Evidence-Grounded Financial RAG: Reducing Numerical Hallucination in LLM-Generated Corporate Risk Memos

Qiyou Wu; Jingwen Bai; Xiaohan Zhou

doi:10.69987/JACS.2023.30306

Authors

Qiyou Wu Construction Management, Northeast Forestry University, 150036, Harbin, China Author
Jingwen Bai Data Science, Columbia University, NY, USA Author
Xiaohan Zhou School of Information Science and Technology, Beijing Forestry University, Beijing 100083, China Author

DOI:

https://doi.org/10.69987/JACS.2023.30306

Keywords:

financial language models, retrieval-augmented generation, XBRL, SEC Financial Statement Data Sets, numerical reasoning, hallucination, trustworthy AI, corporate risk memo

Abstract

Large language models produce fluent corporate risk summaries, but risk memos become unreliable when the generated text changes financial values, confuses periods, or cites facts that do not support the statement.
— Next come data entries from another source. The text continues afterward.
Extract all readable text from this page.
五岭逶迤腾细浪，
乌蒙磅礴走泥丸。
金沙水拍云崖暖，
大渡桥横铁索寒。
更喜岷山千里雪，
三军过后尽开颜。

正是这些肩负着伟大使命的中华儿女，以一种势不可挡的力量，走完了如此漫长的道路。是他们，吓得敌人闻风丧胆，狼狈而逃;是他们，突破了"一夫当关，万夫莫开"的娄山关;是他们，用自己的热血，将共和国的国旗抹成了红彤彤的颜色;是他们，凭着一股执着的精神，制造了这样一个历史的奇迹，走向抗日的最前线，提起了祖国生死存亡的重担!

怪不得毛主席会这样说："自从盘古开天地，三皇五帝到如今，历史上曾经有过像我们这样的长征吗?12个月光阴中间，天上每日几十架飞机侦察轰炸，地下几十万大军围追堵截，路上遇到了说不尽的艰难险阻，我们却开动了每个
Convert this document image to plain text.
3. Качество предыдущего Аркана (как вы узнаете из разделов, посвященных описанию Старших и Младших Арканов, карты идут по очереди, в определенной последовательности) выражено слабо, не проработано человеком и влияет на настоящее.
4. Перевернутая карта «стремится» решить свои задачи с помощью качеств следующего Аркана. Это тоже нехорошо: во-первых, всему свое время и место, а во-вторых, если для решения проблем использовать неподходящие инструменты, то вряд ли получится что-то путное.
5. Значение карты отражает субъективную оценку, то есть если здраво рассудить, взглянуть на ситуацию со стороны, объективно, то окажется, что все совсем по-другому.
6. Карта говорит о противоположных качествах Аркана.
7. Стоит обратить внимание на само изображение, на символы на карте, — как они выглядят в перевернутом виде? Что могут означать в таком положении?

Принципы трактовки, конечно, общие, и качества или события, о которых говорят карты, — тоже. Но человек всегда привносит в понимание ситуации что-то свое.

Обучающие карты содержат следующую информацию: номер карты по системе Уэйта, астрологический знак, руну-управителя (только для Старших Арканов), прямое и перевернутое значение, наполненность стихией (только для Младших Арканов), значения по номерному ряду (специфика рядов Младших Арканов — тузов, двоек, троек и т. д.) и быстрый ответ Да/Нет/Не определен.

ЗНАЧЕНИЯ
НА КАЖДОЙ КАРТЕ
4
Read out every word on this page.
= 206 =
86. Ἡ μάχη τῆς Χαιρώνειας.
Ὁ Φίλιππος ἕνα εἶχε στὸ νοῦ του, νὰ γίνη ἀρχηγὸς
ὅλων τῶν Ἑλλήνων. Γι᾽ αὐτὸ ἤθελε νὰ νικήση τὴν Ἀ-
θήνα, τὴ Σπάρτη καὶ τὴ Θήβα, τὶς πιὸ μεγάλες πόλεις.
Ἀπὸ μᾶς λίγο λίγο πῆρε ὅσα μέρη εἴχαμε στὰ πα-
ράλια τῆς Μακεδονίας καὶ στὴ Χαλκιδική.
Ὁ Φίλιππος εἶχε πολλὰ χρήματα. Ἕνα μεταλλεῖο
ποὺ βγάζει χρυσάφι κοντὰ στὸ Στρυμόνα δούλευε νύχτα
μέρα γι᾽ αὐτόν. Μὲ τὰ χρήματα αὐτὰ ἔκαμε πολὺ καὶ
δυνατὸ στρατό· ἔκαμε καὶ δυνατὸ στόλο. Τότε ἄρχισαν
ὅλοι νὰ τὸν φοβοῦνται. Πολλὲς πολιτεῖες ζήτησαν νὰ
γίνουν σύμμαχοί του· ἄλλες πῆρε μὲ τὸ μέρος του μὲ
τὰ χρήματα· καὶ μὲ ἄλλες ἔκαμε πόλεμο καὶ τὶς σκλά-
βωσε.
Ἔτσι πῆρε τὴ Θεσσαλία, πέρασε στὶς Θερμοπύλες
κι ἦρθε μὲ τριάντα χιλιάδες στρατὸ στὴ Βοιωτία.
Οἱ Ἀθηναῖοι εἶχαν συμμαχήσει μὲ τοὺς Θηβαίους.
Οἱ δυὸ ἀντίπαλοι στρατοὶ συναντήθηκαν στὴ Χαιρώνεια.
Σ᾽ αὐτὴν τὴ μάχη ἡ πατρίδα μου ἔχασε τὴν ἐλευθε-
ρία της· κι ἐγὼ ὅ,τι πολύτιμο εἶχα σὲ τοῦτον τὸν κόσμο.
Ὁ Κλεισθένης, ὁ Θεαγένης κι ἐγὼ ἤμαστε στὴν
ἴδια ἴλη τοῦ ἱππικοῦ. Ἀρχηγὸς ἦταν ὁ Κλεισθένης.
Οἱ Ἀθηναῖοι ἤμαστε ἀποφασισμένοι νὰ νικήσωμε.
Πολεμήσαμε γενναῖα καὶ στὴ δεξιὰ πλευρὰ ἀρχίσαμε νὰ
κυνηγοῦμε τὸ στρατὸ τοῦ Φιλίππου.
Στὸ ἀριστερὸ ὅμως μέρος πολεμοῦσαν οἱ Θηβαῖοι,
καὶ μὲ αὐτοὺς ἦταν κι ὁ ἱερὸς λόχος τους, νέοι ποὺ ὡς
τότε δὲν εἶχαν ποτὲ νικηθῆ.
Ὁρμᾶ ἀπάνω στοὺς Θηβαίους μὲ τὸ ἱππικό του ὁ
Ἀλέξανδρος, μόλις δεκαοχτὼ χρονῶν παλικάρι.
This paper evaluates an evidence-grounded retrieval-augmented generation pipeline for numerical financial memo writing on the SEC Financial Statement Data Sets 2023 Q1–Q2. The experiment constructs a fact-level evidence base from SEC-style SUB, NUM, TAG, and PRE tables, generates company-quarter risk memos under three settings, and audits every financial claim using executable formulas and source-location checks. The evaluation contains 120 company-quarter memos per setting, 720 audited claims per setting, 2,640 evidence chunks, ten SIC-level industry groups, and deterministic code in the replication package. No-RAG generation achieved a 21.94% numeric error rate and a 100.00% evidence-grounding failure rate because it did not emit required source identifiers. Plain RAG reduced numeric errors to 11.67% and citation errors to 18.19%, but still failed 28.61% of audited claims. Verified RAG, which constrained retrieval by filing metadata and recalculated ratios before finalizing text, reduced the audited claim-level error rate to 0.56%, eliminated numeric and citation errors in this run, and achieved a 96.67% memo-level all-claims pass rate. The results show that retrieval alone is insufficient for financial memo generation; a calculator-backed verifier is required to make generated ratios, year-over-year changes, and citations consistent with the evidence base.